One will sit behind the wheel, with hands at the ready to take over in sticky spots, while the other monitors the car's behaviour.
Uber will not give a timeline, but it aims to reduce that to one technician, still behind the wheel, to intervene and to satisfy existing state policies that require a driver in a car.
The goal, Uber officials say, is to get to zero interventions and no technician along for the ride.
The move has put Uber ahead of the rest of the auto industry in getting such cars out for the general public. The major carmakers all have driverless development programmes, as do tech giants Google and Apple.
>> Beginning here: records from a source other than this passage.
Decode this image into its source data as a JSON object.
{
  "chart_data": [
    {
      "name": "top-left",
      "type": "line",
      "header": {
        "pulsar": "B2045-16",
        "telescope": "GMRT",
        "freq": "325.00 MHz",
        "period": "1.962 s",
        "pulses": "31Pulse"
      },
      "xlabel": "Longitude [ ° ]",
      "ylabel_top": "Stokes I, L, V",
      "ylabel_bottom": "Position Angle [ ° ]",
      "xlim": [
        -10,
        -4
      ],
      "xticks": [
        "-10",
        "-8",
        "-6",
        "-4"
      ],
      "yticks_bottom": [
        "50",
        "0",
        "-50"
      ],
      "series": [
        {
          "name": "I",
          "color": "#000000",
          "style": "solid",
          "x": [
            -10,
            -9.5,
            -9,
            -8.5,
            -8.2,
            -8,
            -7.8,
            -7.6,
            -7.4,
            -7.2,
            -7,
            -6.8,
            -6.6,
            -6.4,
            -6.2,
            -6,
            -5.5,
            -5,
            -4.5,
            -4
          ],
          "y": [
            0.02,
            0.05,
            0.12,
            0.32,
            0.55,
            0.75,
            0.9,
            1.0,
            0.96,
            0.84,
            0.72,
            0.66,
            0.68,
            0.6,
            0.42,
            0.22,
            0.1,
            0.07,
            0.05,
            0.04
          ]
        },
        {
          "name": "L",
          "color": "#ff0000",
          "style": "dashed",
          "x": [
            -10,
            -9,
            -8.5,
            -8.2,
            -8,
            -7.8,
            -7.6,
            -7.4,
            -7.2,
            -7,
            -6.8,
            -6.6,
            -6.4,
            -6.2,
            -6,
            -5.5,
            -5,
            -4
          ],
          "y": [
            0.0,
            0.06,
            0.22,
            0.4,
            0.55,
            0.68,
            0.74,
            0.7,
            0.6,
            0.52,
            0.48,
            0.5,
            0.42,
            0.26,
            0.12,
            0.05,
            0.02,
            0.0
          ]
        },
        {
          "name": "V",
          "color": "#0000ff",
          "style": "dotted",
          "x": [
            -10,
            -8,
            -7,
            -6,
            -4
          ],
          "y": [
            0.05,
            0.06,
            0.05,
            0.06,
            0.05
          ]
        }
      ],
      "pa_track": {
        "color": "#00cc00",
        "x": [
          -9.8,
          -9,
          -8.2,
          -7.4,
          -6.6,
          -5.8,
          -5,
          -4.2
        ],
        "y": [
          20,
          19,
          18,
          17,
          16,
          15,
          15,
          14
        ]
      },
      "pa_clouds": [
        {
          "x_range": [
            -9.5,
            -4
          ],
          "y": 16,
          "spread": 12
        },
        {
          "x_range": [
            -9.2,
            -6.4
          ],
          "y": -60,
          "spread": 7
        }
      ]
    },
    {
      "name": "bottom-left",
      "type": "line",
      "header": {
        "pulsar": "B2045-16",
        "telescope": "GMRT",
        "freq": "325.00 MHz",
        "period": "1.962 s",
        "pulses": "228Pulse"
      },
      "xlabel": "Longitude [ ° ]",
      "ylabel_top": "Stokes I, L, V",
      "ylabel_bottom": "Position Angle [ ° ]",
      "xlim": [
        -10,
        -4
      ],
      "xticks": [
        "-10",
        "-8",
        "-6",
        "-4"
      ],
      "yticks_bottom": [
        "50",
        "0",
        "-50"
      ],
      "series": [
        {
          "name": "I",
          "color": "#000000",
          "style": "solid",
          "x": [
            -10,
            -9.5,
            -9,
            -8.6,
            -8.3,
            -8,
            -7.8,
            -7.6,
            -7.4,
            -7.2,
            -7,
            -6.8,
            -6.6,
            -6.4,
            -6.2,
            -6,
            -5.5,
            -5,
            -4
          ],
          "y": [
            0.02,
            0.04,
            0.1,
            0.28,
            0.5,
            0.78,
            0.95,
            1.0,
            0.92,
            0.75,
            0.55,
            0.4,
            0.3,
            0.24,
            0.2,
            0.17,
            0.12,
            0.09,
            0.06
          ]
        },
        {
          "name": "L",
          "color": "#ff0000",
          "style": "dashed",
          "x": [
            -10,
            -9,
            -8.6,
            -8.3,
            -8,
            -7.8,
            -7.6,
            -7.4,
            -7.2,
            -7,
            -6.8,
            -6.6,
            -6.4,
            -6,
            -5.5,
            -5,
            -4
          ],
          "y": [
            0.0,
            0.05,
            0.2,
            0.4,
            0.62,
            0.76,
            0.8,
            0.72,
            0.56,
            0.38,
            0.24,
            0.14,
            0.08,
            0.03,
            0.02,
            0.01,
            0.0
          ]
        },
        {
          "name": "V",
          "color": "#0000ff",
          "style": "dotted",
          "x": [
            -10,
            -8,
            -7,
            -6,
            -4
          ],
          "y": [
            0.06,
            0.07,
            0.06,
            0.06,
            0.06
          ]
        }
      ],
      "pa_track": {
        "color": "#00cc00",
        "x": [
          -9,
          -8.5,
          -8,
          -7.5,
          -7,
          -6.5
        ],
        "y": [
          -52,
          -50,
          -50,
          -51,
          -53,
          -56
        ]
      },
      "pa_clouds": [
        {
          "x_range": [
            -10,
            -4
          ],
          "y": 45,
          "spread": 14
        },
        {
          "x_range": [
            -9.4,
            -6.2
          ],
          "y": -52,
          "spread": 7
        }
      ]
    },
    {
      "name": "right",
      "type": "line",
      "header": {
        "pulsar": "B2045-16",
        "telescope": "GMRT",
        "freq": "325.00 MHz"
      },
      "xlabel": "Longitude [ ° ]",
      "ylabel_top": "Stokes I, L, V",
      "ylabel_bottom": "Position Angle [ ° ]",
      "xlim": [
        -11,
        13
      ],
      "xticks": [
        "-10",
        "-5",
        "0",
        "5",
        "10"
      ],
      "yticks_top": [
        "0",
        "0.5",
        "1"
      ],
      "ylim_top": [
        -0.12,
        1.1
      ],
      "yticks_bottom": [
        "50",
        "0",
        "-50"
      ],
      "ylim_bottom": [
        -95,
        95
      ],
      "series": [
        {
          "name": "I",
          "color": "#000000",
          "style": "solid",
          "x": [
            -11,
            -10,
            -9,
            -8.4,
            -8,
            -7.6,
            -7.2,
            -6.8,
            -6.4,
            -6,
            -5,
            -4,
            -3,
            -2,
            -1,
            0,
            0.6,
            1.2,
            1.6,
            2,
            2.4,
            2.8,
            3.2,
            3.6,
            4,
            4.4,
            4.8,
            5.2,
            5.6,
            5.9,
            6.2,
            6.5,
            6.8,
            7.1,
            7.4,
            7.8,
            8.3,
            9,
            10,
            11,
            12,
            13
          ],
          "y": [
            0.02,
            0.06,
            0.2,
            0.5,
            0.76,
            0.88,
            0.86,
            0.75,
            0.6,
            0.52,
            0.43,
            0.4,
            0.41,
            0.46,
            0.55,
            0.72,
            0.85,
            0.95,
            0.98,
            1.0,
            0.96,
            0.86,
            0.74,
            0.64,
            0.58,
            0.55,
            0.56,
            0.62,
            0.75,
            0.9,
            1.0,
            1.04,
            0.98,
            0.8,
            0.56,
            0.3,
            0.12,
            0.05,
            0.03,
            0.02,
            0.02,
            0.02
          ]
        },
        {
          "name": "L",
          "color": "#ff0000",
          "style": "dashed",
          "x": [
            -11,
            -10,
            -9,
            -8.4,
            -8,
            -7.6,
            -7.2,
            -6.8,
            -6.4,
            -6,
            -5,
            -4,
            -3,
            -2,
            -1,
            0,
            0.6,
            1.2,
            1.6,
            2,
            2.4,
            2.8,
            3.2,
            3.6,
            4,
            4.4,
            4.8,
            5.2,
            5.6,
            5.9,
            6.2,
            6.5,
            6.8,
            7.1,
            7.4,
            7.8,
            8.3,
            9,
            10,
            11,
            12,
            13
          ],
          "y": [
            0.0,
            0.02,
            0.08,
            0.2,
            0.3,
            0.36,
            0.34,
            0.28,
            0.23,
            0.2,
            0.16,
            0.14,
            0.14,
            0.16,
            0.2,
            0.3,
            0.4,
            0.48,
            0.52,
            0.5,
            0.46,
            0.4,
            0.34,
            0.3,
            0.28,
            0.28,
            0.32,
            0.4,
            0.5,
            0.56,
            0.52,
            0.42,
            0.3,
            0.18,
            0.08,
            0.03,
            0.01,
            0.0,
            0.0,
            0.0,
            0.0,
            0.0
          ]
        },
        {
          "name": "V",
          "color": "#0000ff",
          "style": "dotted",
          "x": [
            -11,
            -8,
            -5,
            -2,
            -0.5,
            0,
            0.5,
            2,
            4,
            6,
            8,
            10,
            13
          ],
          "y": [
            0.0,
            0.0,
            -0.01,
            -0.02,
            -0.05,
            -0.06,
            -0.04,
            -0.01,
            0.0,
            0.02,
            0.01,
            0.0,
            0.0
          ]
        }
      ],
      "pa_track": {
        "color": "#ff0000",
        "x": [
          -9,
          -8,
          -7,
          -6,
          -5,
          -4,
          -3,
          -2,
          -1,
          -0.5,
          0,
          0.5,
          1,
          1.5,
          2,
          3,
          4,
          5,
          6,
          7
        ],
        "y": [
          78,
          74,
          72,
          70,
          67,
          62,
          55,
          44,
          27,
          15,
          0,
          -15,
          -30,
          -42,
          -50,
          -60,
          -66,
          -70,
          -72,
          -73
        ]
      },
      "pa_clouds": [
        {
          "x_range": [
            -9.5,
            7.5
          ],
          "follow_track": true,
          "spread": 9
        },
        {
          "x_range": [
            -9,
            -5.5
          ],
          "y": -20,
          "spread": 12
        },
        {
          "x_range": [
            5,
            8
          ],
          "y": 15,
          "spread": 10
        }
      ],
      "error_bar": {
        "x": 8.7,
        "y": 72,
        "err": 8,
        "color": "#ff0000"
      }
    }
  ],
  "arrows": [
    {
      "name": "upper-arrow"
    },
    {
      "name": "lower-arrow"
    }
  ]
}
And many automakers already have cars on the road with advanced driver assist technology, most notably Tesla.
Indeed, Uber itself was beaten to the punch at launching the first driverless call service by the Singapore startup nuTonomy, which put six cars on the road at the end of August.
But the Singapore experiment is so far limited to a smallish area on the very flat, well-planned Southeast Asia island.
Uber's landscape is the whole of Pittsburgh, a major US city with very steep hills, old narrow streets and multiple bridges and highways built through the middle.
What allowed Uber to get to the front of the pack was not auto engineering but rather its ability to accumulate and crunch massive amounts of data on road and driving conditions collected from the billions of miles driven by Uber drivers.
"We have one of the strongest self-driving engineering groups in the world, as well as the experience that comes from running a ridesharing and delivery network in hundreds of cities," said Uber founder and chief executive Travis Kalanick in a blog post today.
The introduction of driverless cars challenges the image of what Uber has become: an app-based service of the "gig economy" that gave millions of car owners around the world the chance to make money ferrying passengers without taxicab licenses or other permissions.
But Uber's vision suggests a world of taxis on call by app with no drivers at all.
"Self-driving is core to Uber's mission," Anthony Levandowski, Uber's vice president of engineering.
That would be far away, Uber officials stress. They still expect over the long time, a mix of cars with and without drivers on the road.
Levandowski came to Uber when it took over his own startup Otto, which was developing self-driving technology for commercial trucks. The company now has six driverless trucks being tested on california roads.
Kalanick says the main aim is to create safer roads.
"Self-driving Ubers have enormous potential to further our mission and improve society: reducing the number of traffic accidents, which today kill 1.3 million people a year; freeing up the 20 percent of space in cities currently used to park the world's billion plus cars; and cutting congestion, which wastes trillions of hours every year," he said.
So far, company officials say, they have not experienced any accidents. But they have trained the cars' minders on how to respond if it happens, which they say is inevitable.